Give her chance and time to prove SC independence
CHIEF JUSTICE Maria Lourdes Sereno started early to move the Supreme Court out of the heat of contentious publicity with the policy discouraging interviews with the media.
In her first policy statement days after President Aquino swore her into office on Friday, Sereno explained her decision: “Wisdom leads me to seek to return the Supreme Court to its days of dignified silence—when justices were heard through their writings and when the actions of the Court were best seen in their collective resolutions.”
The policy was announced in the wake of public reactions to her appointment raising doubts over the independence of the high court under her leadership in the light of the fact that (1) she is the first appointee of the Aquino administration, and (2) her opinions in the high court as associate justice, especially on the compensation to be paid to the Cojuangco clan for the expropriation of Hacienda Luisita under the Comprehensive Agrarian Reform Law.
With these issues hovering over Sereno’s head, her opinions in the high court over the past two years have come under close scrutiny. At first glance, the decision to restrict interviews may signal the descent of a curtain of secrecy on the high court. But a more careful reading of the policy statement will show that it does not warrant the instant apprehension that it is laying down the grounds for a secretive or nontransparent Supreme Court, which is not the place for suppression of information. I am inclined to agree with some words of caution aired by some critics of the administration, including the Catholic bishops and members of the bar, to give her the chance and the time to prove the independence of the high court through her writings in prospective decisions involving its relations with the political branches of government.
In other words, it is wise counsel that lets us give her enough rope to hang herself—through her own words.
A key phrase in her statement is that the judiciary “is not a political branch of government.” This is, at the same time, a reminder to the appointing power that the high court is not a subsidiary of the executive branch and of Congress.

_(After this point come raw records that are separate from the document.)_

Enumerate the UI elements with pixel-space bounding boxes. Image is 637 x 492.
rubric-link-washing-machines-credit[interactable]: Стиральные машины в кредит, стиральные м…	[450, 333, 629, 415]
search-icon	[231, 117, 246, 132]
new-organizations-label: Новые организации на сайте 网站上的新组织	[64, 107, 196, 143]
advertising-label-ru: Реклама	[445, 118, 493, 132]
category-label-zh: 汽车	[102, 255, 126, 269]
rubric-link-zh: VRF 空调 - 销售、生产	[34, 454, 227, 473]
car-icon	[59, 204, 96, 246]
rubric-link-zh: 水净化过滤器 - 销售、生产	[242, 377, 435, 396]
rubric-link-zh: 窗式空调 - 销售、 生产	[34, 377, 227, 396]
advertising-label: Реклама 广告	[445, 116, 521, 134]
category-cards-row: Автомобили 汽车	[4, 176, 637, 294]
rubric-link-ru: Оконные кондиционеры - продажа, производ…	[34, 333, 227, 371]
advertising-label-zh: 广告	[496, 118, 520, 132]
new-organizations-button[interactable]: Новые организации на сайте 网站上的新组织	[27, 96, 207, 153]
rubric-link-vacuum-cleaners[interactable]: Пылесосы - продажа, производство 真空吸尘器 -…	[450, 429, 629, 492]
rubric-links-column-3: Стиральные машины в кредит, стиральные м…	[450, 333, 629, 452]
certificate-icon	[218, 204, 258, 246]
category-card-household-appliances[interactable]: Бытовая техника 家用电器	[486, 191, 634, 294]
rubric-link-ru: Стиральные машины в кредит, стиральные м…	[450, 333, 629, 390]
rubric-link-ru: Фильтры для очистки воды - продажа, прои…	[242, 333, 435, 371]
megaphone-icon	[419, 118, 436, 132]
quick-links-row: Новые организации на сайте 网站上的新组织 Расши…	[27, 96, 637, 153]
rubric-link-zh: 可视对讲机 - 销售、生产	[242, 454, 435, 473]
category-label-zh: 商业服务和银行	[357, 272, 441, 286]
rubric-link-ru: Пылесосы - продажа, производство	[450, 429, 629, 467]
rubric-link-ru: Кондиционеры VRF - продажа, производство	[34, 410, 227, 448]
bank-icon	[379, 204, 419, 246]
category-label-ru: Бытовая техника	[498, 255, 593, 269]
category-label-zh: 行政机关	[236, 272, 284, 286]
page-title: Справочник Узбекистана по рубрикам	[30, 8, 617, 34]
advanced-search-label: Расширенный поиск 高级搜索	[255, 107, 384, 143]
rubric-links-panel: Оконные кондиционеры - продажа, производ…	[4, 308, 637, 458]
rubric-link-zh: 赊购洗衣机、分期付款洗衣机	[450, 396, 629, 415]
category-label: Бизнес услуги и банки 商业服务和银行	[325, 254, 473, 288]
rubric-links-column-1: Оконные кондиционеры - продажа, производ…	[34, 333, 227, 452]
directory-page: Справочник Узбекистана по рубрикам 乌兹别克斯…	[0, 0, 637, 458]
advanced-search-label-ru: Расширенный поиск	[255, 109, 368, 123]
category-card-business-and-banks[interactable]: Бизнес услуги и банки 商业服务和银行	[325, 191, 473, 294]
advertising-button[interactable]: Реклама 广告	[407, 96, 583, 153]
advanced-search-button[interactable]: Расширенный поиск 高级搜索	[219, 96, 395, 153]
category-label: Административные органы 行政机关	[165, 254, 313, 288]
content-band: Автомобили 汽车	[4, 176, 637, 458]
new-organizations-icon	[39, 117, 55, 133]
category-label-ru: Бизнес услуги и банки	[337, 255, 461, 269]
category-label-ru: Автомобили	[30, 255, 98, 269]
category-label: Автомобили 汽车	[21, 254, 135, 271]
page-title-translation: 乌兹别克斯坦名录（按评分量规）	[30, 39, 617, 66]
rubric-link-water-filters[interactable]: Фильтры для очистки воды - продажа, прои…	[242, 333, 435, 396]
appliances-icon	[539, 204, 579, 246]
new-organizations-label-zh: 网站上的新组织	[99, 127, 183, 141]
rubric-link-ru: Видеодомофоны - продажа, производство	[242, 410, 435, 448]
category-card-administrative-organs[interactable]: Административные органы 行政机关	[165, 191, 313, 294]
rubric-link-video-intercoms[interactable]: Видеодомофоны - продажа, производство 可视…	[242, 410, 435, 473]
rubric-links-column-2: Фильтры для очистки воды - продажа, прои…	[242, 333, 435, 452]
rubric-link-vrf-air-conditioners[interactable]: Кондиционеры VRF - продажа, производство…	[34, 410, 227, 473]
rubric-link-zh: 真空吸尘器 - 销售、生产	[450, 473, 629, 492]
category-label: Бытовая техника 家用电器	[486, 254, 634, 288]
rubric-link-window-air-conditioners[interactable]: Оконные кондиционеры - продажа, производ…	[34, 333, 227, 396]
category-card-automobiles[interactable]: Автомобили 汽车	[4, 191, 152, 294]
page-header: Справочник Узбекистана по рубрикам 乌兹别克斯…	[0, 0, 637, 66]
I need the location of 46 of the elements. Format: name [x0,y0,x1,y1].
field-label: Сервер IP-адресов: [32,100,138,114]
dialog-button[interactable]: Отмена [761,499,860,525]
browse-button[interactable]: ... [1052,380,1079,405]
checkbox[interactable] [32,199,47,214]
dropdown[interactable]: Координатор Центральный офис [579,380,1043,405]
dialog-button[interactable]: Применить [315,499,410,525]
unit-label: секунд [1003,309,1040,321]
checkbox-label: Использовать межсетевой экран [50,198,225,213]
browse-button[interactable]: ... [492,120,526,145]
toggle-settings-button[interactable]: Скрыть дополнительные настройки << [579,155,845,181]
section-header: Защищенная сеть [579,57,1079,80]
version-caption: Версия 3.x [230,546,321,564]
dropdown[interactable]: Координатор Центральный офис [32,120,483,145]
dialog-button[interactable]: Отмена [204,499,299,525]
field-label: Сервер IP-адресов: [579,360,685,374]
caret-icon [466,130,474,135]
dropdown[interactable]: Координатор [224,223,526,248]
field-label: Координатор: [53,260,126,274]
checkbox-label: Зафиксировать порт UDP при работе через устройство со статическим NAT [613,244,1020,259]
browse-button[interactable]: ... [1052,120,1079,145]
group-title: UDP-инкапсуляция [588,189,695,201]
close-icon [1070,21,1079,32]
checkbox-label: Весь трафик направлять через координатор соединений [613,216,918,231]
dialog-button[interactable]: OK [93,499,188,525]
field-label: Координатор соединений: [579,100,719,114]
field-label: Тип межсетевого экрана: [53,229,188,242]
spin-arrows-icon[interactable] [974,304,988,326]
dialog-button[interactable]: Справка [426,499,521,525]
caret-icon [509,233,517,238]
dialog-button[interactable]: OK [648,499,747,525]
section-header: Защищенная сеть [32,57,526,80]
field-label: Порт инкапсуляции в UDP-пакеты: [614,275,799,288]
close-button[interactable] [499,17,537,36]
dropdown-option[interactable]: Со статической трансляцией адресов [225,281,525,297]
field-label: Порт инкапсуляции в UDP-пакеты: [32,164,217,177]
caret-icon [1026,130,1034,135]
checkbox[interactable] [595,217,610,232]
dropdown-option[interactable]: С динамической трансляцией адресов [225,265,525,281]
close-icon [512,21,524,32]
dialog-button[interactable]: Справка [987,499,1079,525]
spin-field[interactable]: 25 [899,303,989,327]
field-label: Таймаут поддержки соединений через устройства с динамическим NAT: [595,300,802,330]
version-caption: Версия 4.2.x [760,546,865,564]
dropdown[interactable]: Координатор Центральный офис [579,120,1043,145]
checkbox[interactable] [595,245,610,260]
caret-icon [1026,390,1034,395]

In laying down the ground rules of the high court’s relations with the media, Sereno explained that granting interviews would require her time and effort—coming to an agreement with the media about the length and scope of the interviews, scheduling and other operational details, in addition to preparations that would divert from the need to devote her attention to the urgent problems of the judiciary.
She pointed out: “[The judiciary’s] role is unique among public institutions. It is constitutionally designed to be deliberate, accurate, sober and carefully balanced before arriving at its decisions and in their presentations.” She aired the assurance that the high court “will act with due speed in discharging its role, but the outcome of all its actions must be clear, categorical and not easily given to change.”
“It must thus exert efforts to minimize susceptibility to misinterpretation,” Sereno said. “For the Court to return to its golden days, then the Chief Justice must respectfully decline all these well-meaning requests for interview.”
This is a mouthful to say to the media on how not to waste her time in interviews, and her statement on how the media should properly deal with justices sounds a bit too oafish and pompous. Thus, when the media’s interview requests and questions are vetted and mercifully granted, it might be a good point to remind justices, including chief justices, that no matter how brilliant they are, journalists expect sensible and nuanced explanations, not condescending lectures. That would be a waste of time for journalists as well. We do our homework and background research when we ask for interviews.
I was a court reporter for more than a decade. In those golden “days of dignified silence” of the Supreme Court, before the digital age of the social media, before Twitter and Facebook, the journalists of the “old school” relied solely on the copies of promulgated court decisions—many of which were well-written and gems of judicial judgments—and the journalists turned out judicially literate reports. It has been only in recent years, when the courts were highly politicized, especially during the political trials involving some justices, that the Supreme Court created the office of the spokesperson, to interpret the tribunal’s decisions to journalists. The high court under the new leadership would do well to abolish the redundant position and leave the job of explaining its decisions to the Chief Justice and her staff in order to have only one authoritative explanation.
The only problem here is that if the Chief Justice takes on the role of rationalizing controversial decisions of the executive branch, then the high court becomes a surrogate of Malacañang.
In a speech on National Heroes Day, President Aquino, after swearing in Sereno, described her mission. In what was reported in the media as his “marching orders” to his protégé, the President said: “I expect that you will weigh your judgment and decisions so that the people’s trust in the institution you’re heading will be restored. The people’s mandate to you is: Let the fair system of justice prevail. It should be impartial to either the rich or poor, the ordinary Filipinos or the powerful.”
It is inaccurate to call the speech “marching orders.” It affronts the independence of the Supreme Court. In our jurisdiction and political ambience, presidents do not issue such orders to Supreme Court justices. He is not talking to grade school pupils. The Chief Justice is presumed to be the most learned authority of the laws of the land.